Light and Lighting Design in the Museum

Lighting designer Jane Cox has worked on numerous theater, opera, dance, and music productions, including The Color Purple, currently running on Broadway. She is also a lecturer in Theater in the Lewis Center for the Arts. When we first met to discuss her class “Lighting Design” (THR 318/VIS 318), it was immediately apparent that Jane’s passion for the performing arts is matched by her enthusiasm for her students and the visual arts. Jane and I planned for three visits to the Museum to frame the students’ hands-on experience in class with object-based discussions of the varying roles and symbolism of light in artworks spanning several cultures and time periods.

During the first visit, the class moved from the filtered light entering a medieval stained-glass window to the divinely symbolic rays in the Renaissance Annunciation by Nosadella and the Baroque tenebrism of Giulio Cesare Procaccini’s Martyrdom of Saint Justina.
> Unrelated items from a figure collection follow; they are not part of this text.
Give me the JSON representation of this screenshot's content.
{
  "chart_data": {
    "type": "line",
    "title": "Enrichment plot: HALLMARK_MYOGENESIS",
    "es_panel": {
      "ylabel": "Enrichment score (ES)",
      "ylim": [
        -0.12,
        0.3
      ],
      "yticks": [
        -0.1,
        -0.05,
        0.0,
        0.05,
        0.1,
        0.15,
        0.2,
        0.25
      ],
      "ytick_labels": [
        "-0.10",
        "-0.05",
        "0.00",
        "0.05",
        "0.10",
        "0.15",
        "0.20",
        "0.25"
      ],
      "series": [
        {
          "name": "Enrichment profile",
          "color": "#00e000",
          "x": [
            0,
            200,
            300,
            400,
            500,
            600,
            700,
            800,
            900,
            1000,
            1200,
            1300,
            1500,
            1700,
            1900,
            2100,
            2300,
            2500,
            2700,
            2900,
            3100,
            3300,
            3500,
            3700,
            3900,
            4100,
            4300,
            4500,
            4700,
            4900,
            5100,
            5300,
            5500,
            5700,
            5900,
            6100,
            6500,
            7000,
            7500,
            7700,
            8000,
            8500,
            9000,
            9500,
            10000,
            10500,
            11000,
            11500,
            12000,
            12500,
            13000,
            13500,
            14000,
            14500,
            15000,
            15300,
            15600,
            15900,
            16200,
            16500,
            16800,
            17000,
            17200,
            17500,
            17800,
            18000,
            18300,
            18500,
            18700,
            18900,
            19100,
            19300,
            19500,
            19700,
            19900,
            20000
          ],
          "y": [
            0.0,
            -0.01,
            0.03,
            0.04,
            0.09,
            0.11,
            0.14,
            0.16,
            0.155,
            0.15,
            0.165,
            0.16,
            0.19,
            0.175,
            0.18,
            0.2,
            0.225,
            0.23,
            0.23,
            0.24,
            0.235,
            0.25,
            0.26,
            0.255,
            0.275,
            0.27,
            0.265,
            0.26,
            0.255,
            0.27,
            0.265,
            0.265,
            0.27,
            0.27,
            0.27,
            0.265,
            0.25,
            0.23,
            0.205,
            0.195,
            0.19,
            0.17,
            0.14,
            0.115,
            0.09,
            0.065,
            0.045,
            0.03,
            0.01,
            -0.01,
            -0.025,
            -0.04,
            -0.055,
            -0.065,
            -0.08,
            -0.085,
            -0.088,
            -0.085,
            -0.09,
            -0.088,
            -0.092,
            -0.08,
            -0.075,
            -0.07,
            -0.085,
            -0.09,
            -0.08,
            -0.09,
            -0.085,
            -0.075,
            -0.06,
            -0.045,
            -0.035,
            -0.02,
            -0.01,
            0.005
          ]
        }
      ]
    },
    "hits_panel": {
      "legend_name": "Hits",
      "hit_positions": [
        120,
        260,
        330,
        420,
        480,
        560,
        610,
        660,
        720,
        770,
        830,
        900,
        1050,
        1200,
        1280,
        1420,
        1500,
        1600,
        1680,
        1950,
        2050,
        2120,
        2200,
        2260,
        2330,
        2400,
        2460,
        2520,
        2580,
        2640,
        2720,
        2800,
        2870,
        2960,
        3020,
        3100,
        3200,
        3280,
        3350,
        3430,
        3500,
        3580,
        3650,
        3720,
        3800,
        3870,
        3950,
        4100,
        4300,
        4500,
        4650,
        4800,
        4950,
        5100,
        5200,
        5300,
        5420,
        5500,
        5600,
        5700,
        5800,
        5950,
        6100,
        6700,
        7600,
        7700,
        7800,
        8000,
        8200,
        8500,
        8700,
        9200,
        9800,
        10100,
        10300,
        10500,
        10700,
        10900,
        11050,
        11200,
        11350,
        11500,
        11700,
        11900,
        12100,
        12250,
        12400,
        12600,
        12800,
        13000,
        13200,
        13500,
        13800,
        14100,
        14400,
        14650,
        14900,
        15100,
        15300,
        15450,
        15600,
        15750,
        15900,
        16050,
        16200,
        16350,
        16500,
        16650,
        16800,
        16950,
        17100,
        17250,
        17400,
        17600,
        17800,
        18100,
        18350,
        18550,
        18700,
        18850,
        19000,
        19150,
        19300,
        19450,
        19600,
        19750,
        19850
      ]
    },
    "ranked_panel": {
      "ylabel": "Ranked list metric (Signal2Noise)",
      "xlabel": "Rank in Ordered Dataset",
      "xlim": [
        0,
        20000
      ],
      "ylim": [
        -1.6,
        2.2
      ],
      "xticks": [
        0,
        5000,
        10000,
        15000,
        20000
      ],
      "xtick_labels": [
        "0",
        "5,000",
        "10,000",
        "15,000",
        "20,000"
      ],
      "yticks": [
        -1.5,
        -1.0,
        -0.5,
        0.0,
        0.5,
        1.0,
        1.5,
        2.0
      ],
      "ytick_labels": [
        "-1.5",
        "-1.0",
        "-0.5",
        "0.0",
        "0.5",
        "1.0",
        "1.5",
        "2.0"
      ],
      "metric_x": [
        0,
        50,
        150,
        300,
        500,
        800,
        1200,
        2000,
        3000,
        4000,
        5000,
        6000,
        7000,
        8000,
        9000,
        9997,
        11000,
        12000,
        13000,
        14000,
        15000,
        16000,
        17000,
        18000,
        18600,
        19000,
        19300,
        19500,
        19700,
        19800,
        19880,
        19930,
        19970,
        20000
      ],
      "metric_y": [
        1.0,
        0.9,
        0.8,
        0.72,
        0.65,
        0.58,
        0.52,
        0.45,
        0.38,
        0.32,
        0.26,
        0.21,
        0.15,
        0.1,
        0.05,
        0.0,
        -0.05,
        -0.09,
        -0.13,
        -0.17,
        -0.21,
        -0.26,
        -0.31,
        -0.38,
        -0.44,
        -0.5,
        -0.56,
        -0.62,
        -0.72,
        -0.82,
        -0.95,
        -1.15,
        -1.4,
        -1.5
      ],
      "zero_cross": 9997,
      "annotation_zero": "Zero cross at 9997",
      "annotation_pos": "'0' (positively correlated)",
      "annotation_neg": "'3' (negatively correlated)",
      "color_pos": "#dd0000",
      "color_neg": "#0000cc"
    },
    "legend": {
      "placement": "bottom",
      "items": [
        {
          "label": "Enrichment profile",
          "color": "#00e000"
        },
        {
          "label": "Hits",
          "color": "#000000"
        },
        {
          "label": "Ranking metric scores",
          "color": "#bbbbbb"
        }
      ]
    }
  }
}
Chris Gorzelnik, senior lighting technician, joined the class to illustrate his process for lighting works in the collections. We learned about his oblique projection of light to effectively display a relief sculpture and his efforts to replicate the light source suggested within a painting when illuminating it, as with Jacques-Louis David’s Death of Socrates.
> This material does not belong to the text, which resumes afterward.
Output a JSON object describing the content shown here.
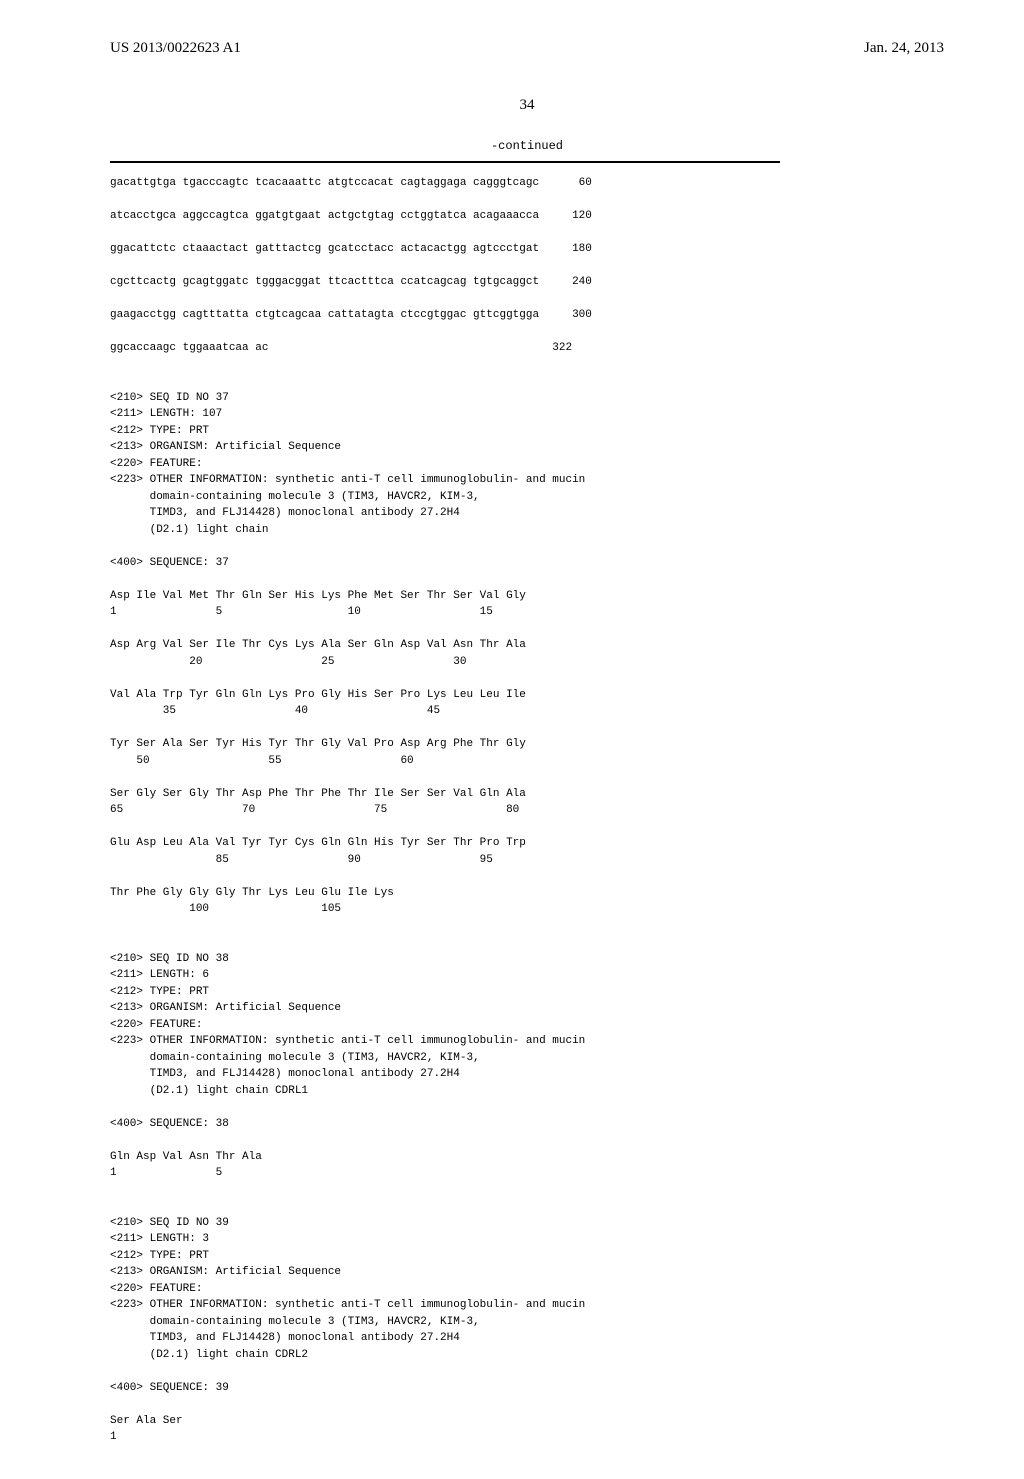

The second visit began with a discussion in the Asian art storage room with Zoe Kwok, assistant curator of Asian art. We examined three works, including a Qing dynasty hanging scroll, Boats Returning Home in the Wind and Rain, an example of Chinese artists’ interest in capturing different effects of atmosphere and weather. We then met with Bryan Just, Peter J. Sharp, Class of 1952, Curator and Lecturer in the Art of the Ancient Americas, who showed us several Maya vessels. The students were fascinated by the Maya artists’ approach to chiaroscuro (the contrast between light and shadow), in which a greater saturation of color corresponds to a denser area being represented.
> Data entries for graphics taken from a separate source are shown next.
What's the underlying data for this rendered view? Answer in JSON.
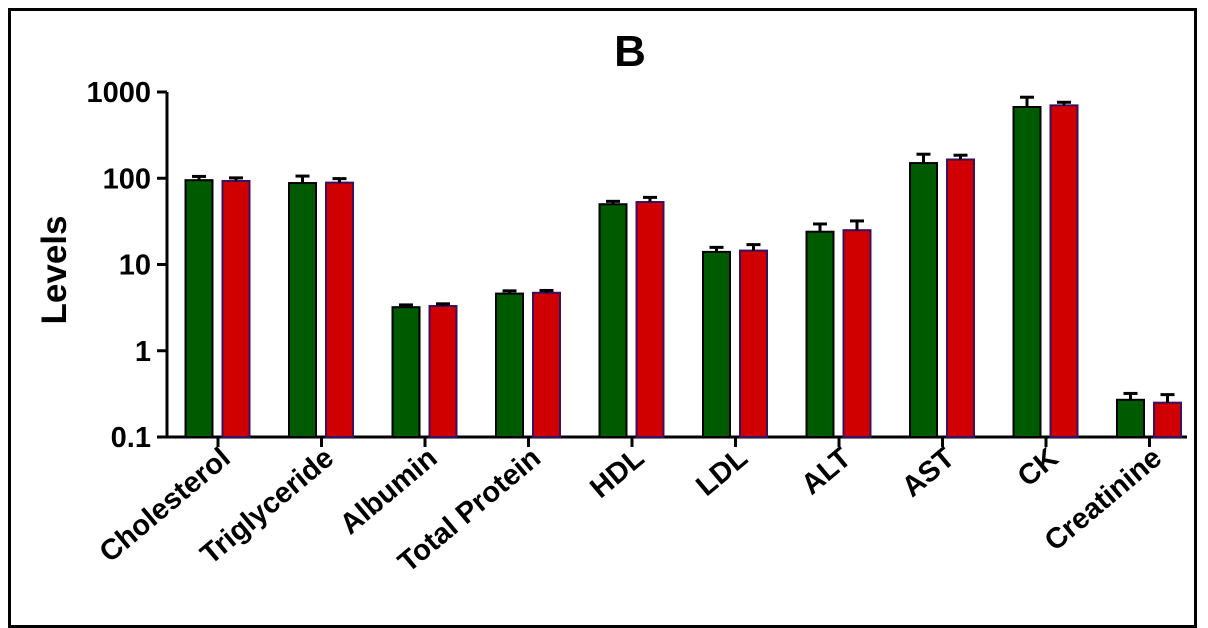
{
  "chart_data": {
    "type": "bar",
    "title": "B",
    "xlabel": "",
    "ylabel": "Levels",
    "yscale": "log",
    "ylim": [
      0.1,
      1000
    ],
    "yticks": [
      "0.1",
      "1",
      "10",
      "100",
      "1000"
    ],
    "categories": [
      "Cholesterol",
      "Triglyceride",
      "Albumin",
      "Total Protein",
      "HDL",
      "LDL",
      "ALT",
      "AST",
      "CK",
      "Creatinine"
    ],
    "series": [
      {
        "color": "#005a00",
        "values": [
          95,
          88,
          3.2,
          4.6,
          50,
          14,
          24,
          150,
          670,
          0.27
        ],
        "errors": [
          10,
          18,
          0.2,
          0.35,
          4,
          1.8,
          5.5,
          40,
          200,
          0.05
        ]
      },
      {
        "color": "#d00000",
        "values": [
          93,
          89,
          3.3,
          4.7,
          53,
          14.5,
          25,
          165,
          700,
          0.25
        ],
        "errors": [
          8,
          10,
          0.2,
          0.3,
          7,
          2.5,
          7,
          20,
          60,
          0.06
        ]
      }
    ],
    "grid": false,
    "legend": "none"
  }
}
The final visit of the class began with a discussion of Claude Monet’s radical use of light and shadow in the Impressionist Water Lilies and Japanese Bridge and continued in the Works on Paper Study Room with an examination of drawings, prints, and photographs. We considered Rembrandt’s experimental method of etching nocturnal scenes and Guercino’s masterful brush-and-wash drawings that transform the paper’s negative space into radiant highlights. Finally, Katherine Bussard, Peter C. Bunnell Curator of Photography, led a discussion of several photographs from the collections, considering light as pattern, politics, and means of persuasion. These class visits provided students with an opportunity to join practice with theory and design with visual analysis. As Jane noted at the end of one of the visits, “My students discovered that artists over the centuries have thought about contrast, angle, intensity, composition, narrative, and color in different ways—all of which the students could apply to their work in theater.”